LF: Ceux-là n’étaient pas les plus difficiles honnêtement! Les scènes où ils essaient de sortir du complexe immobilier étaient les plus complexes. Les maisons étaient construites à l’intérieur d’un entrepôt. Il n’y en avait que trois. Il fallait donc réussir à donner l’impression qu’ils conduisaient dans ces rues et toutes ces sections du complexe. On devait mélanger les vraies prises avec le CGI, les rendus 2D, les prises sur le plateau en Belgique et les prises à l’extérieur en Irlande, etc. C’était nécessaire, mais créer une cohésion avec tout ça était un grand défi.
HQ: Après deux films, comptes-tu dédier ta carrière au cinéma de genre?
LF: Pas nécessairement en horreur. Le prochain film que je compte faire est un thriller surnaturel et je travaille sur un autre qui est davantage comme un conte de fées dystopique. Mais oui, effectivement, ils seront définitivement très étranges. [rires]
HQ: Tu pourras venir les présenter à Fantasia…
LF: J’y compte bien!
[NDLR: Les prochaines questions contiennent des divulgâcheurs. Nous vous conseillons de les éviter si vous n’avez toujours pas vu le film!]
HQ: J’ai entendu plusieurs théories concernant le coucou du début du film. Quelles sont les tiennes?
LF: C’est un parasite. L’agent d’immeuble est comme un parasite et le son que le garçon et lui font est en fait celui d’une pie. Dans les scénarios, on les appelait littéralement les «gens pies» ou les «gens coucous». Il y a plusieurs rapprochements à faire avec ces oiseaux: les vêtements du garçon sont noirs et blancs, en plus des images à la télé — les pies sont noires et blanches, volent des choses et font ce son insupportable.

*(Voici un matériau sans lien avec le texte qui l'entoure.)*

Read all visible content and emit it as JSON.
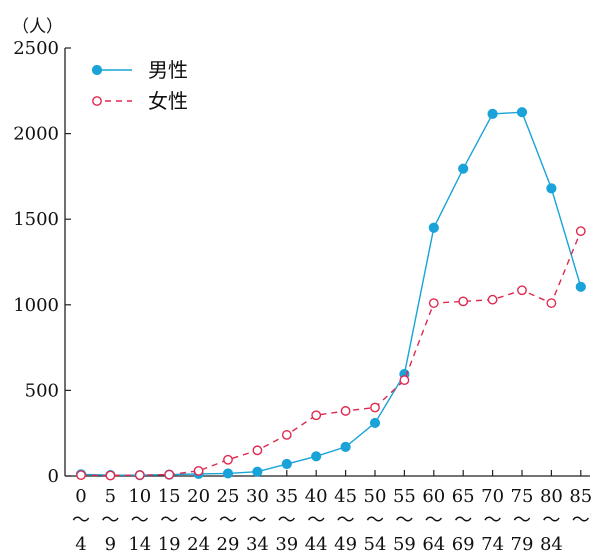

Je préfère que les gens se fassent leur propre interprétation de la chose toutefois, mais pour moi, ils sont comme ces oiseaux-parasites. Ils existent dans une relation symbiotique avec les humains. Ils ont un cycle de vie très étrange. Ils séquestrent des gens pour incuber leurs progénitures, qu’ils ne sont pas capables d’élever. Durant cette période les jeunes apprennent en imitant les humains et ils pourront ensuite trouver un autre couple pour élever le prochain. Ils ne sont pas méchants, ce sont seulement ce qu’ils font. Je trouve ça encore plus effrayant!
HQ: Que crois-tu qu’il se serait produit s’ils avaient accepté d’élever l’enfant?
LF: La même chose se serait produite. Je ne crois pas que ça aurait fait la moindre différence. Même s’ils avaient serré l’enfant dans leurs bras tous les matins, ce dernier aurait peut-être été plus gentil en imitant leurs gestes, mais leur destin aurait été exactement le même.
HQ: Aurait-ils pu, par exemple, lui apprendre à ne pas crier?
LF: Non plus. C’est dans sa nature! C’est un peu comme si tu avais chez toi un canard et que tu n’aimais pas qu’il cancane, tu préférerais qu’il jappe plutôt… Il va toujours cancaner! [rires]
Vivarium sera distribué prochainement au Québec par l’entremise de Métropole Films. On surveille l’annonce de sa date de sortie de près et espère grandement que Lorcan Finnegan viendra présenter ses futurs projets à Fantasia!